A proposta da banda é ótima. Logo no início, aqueles, como eu, que não conheciam o show da banda foram surpreendidos com a atuação dos artistas/dançarinos, que executaram uma coreografia junto aos presentes. Infelizmente, quando os atores já estavam no palco e se encaminhavam para finalizar a introdução, houve um problema com a música de fundo, que resultou na quebra do clima, porém, nada que prejudicasse a beleza daquele momento. Com tudo em ordem, os atores improvisaram uma nova entrada, sem a surpresa anterior, porém, com a mesma beleza. Na sequência, a banda abriu o show com a já conhecida "H.U.C.", faixa-título do primeiro single lançado pela banda em 2010.

É comum em shows que as partes com maior apelo emocional sejam executadas em um momento mais a frente da apresentação. O MAESTRICK resolveu mudar a "ordem natural" das coisas e emplacou logo como terceira música "Pescador", canção escrita em homenagem ao avô do vocalista FABIO CALDEIRA, única música da banda cantada inteiramente em português. Trata-se de uma balada muito bem composta, extravasando os limites do metal e trazendo influências da música brasileira de diversas vertentes. O coro que se formou, principalmente no refrão, foi algo memorável no show. No final das contas, foi uma ótima idéia encaixar essa parte emocional logo no início.

O show seguiu com o padrão de qualidade, sem interrupções e com periódicas interações dos atores e dançarinos. Vale ressaltar, inclusive, que todos esses dançarinos e atores possuem um grau de profissionalismo e interpretação invejável, realmente dão um ar diferenciado ao espetáculo.

Músicas do belíssimo "Unpuzzle!", de 2011, cuidaram de praticamente todo o restante da apresentação, algumas contando com maior ajuda do público, como "Puzzler" e "Radio Active", outras sendo atentamente observadas e apreciadas pelo público, como "Lake of Emotions".

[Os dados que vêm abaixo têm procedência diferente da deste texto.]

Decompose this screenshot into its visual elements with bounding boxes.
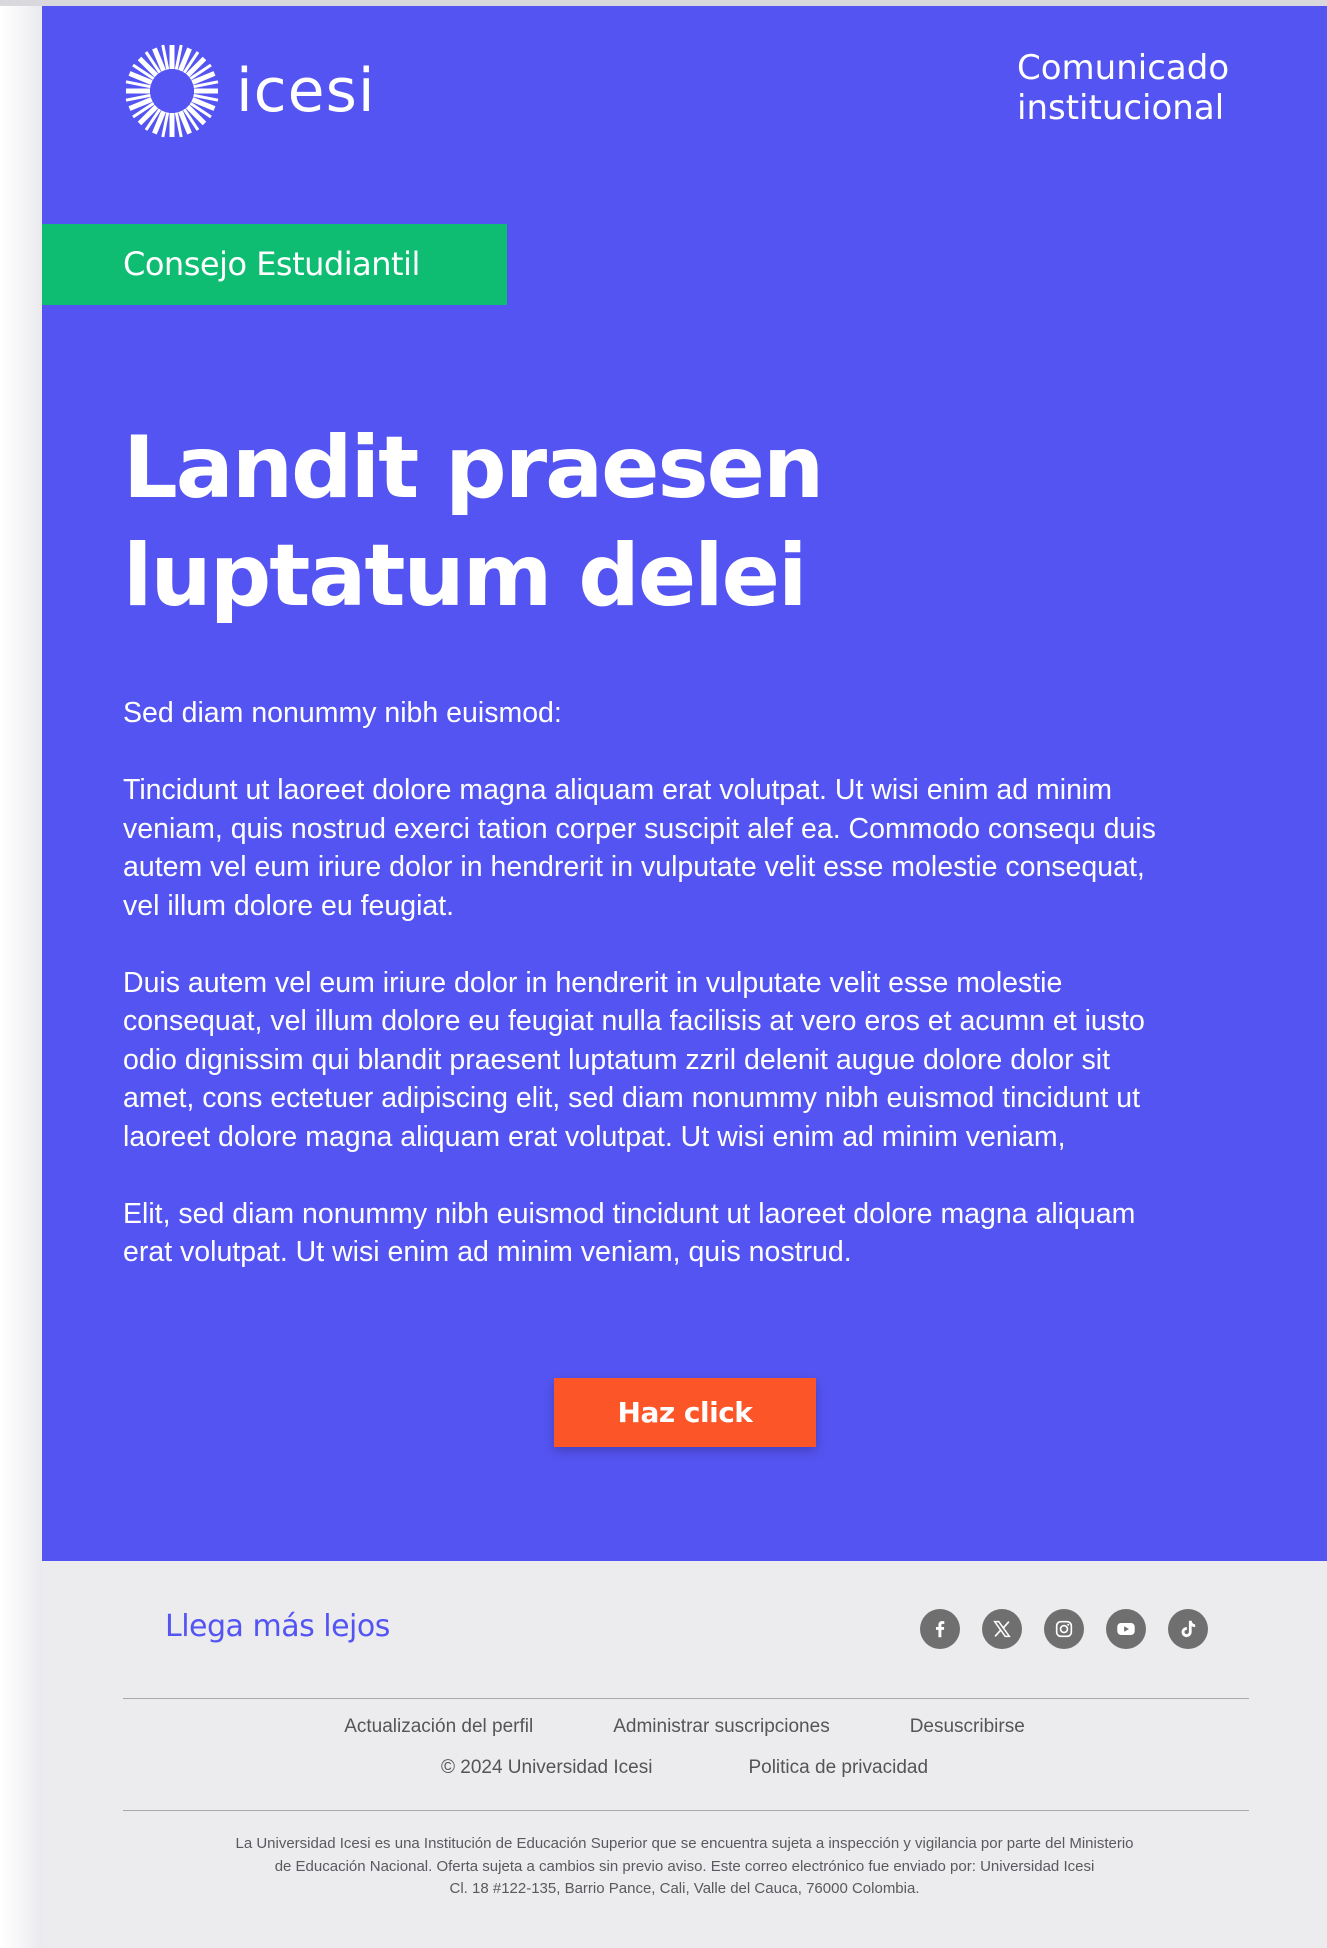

Já no final, eles mandaram a já clássica e talvez mais aclamda música da banda, "Aquarela". Os presentes cantaram em alto e bom som, achando que este seria o encerramento perfeito para o show, porém, a banda ainda mandou um belíssimo cover de QUEEN, "Bohemian Rhapsody", encerrando de maneira definitiva e épica,permitindo-me o exagero, este que foi um belo show.

Além do já dito, friso também a presença de palco dos músicos, sempre demonstrando empolgação e interagindo com o público e com os atores em palco. Fora isso, era visível na expressão dos integrantes da banda um ar de felicidade, seja pela participação do público, seja pelo simples prazer de tocar, independentemente do motivo é agradável ver músicos tocando com satisfação.

Como já disse, permito-me os exageros e reconheço-os, mas apesar do entusiasmo após ver a apresentação, afirmo que realmente foi um grande prazer ver uma proposta tão legal e tão bem executada como a do MAESTRICK.

Comecei o texto falando que sai de casa para ver um bom show. No final, ao invés de Parabéns, eu devia Desculpas à banda: "bom" acabou sendo praticamente um insulto a um show excelente.